Swiss ask U.S. to drop UBS case for new tax accord
Swiss President Hans-Rudolf Merz asked U.S. Treasury Secretary Timothy Geithner on Saturday to drop a legal case involving clients of UBS bank in return for a new tax accord the two countries are about to negotiate.
Merz told reporters the new tax agreement would need to be adopted by lawmakers in both countries and perhaps be put to referendum in Switzerland, where it could stumble if the U.S. tax evasion case was still hanging over UBS.
Merz, who met Geithner in Washington on the sidelines of the International Monetary Fund's semi-annual meetings, told reporters Geithner understood the point and said he would consider it, even if he could not reply immediately.
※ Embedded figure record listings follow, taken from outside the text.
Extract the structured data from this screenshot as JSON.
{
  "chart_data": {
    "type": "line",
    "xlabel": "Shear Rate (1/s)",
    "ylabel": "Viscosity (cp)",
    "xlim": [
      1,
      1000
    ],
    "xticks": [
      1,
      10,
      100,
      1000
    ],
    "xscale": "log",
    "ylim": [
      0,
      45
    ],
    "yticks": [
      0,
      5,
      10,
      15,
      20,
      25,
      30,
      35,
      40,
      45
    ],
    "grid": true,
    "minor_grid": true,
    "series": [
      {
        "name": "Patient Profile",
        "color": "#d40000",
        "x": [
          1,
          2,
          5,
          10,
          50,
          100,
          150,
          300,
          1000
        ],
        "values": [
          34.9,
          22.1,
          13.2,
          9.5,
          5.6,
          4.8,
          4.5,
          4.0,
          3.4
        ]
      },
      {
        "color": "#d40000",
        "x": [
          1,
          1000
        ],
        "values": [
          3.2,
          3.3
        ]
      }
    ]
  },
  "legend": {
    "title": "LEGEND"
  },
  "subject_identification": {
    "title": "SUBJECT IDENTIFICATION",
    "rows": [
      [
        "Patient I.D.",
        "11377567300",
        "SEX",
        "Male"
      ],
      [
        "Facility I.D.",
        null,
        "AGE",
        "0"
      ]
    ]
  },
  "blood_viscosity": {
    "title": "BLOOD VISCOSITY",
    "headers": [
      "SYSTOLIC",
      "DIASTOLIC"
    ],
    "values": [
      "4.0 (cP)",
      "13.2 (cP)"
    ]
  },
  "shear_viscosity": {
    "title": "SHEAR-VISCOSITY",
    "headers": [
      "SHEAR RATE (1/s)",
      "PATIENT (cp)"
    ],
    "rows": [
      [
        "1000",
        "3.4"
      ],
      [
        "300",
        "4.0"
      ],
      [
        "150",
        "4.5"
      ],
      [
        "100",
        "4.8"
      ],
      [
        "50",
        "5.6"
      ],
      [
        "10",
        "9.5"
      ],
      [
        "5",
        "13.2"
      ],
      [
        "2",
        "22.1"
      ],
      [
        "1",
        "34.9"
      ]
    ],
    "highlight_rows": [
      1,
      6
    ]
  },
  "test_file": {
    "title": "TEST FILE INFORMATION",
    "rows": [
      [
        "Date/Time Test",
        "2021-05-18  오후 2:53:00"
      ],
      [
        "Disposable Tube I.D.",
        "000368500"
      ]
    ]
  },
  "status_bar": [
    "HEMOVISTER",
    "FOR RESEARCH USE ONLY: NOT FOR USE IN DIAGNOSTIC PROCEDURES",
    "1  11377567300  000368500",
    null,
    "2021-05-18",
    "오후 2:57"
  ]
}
Under international pressure Switzerland, whose banking industry is famous for its secrecy, announced earlier this month that it would move toward internationally accepted standards of bank information disclosure in tax fraud cases.
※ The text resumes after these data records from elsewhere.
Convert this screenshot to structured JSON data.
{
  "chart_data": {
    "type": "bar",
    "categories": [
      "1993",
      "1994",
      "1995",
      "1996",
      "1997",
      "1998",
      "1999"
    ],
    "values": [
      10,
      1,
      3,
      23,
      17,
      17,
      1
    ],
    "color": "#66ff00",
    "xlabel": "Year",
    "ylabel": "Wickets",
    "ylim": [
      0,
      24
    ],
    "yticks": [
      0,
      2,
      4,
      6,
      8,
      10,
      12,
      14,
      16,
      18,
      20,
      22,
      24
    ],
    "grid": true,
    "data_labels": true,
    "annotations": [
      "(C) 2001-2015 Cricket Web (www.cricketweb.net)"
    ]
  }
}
U.S. tax authorities are pursuing a civil lawsuit against UBS, seeking to access the data of another 52,000 Americans it says are hiding about $14.8 billion in assets in Swiss bank accounts.
On April 2, U.S. authorities arrested and charged an accountant in Florida in the first of what they said could be a series of tax evasion prosecutions of American clients of Swiss bank UBS AG.